Depuis dix jours, un puissant mouvement secoue la Pologne, après la quasi-interdiction de l’avortement par le Tribunal Constitutionnel; un mouvement de protestation à la fois culturel et politique.

Les jeunes femmes polonaises sont les plus actives dans les manifestations contre l’interdiction de l’IVG, pour affirmer leur liberté et leur droit à maîtriser leur corps.
Les jeunes femmes polonaises sont les plus actives dans les manifestations contre l’interdiction de l’IVG, pour affirmer leur liberté et leur droit à maîtriser leur corps. © AFP / Ewan Bootman / NurPhoto / NurPhoto via AFP

Cela fait dix jours que la Pologne connait une situation inédite, et, il faut bien l’avouer, assez impressionnante. Des foules considérables se rassemblent presque chaque jour pour protester contre l’interdiction presque totale de l’avortement. Il y a dans ce mouvement une dimension culturelle autant que politique, et il mérite l’attention, même lorsque l’actualité est intense ailleurs.

La Pologne et l’avortement, c’est une longue histoire, depuis la fin de la période communiste. Dès 1993, dans ce pays catholique, l’avortement n’est autorisé que dans trois cas : quand la santé de la femme est menacée, en cas de viol, et en cas de malformation du fœtus. Cela n’autorise qu’un millier d’avortements légaux par an, contre quelque 150 000 en réalité, selon les estimations, pratiqués clandestinement ou à l’étranger.

Le PIS, le parti ultraconservateur au pouvoir, veut depuis longtemps bloquer les dernières possibilités légales. Il a vainement tenté de faire passer une loi en 2016, et a utilisé une autre méthode, qui a déclenché la colère.

Le parti au pouvoir a sollicité le Tribunal Constitutionnel, dont il a pris le contrôle abusivement il y a seulement quelques mois. Cette mise sous tutelle vaut d’ailleurs à la Pologne une procédure d’infraction avec l’Union européenne.

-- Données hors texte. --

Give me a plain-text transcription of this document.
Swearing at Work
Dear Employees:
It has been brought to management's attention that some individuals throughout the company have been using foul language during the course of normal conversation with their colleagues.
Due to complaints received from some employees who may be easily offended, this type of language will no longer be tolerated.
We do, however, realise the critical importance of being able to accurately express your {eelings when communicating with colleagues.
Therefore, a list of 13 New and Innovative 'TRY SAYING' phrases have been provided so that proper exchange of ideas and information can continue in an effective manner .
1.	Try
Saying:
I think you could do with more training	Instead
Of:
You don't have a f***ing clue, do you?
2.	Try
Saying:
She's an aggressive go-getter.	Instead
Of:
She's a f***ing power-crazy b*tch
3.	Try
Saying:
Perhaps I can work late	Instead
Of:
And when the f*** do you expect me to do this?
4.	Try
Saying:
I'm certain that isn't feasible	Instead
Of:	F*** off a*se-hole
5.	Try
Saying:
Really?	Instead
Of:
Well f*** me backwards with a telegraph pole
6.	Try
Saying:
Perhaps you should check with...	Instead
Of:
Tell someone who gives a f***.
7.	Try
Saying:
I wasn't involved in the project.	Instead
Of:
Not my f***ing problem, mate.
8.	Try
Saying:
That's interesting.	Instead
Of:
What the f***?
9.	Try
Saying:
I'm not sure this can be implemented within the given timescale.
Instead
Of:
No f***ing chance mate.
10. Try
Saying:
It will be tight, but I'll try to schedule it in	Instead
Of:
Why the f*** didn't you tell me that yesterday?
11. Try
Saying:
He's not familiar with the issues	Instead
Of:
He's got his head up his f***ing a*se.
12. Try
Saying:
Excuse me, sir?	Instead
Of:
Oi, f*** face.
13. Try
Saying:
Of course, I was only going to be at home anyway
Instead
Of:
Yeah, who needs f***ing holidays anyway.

C’est donc le Tribunal qui a supprimé la possibilité d’avorter en cas de malformation du fœtus, la cause la plus répandue d’IVG légal. Et c’est avec un cas comme celui-ci que l’on comprend l’intérêt de contrôler la plus haute Cour, afin de dicter l’agenda. On ne peut pas s’empêcher de penser à la manière dont Donald Trump a fait le forcing pour faire nommer Amy Coney Barrett à la Cour suprême américaine avant l’élection, garantissant une majorité conservatrice durable. 

Cette méthode et ses conséquences ont révulsé les Polonais et le mouvement de protestation a démarré en pleine pandémie, un vrai révélateur des clivages de cette société.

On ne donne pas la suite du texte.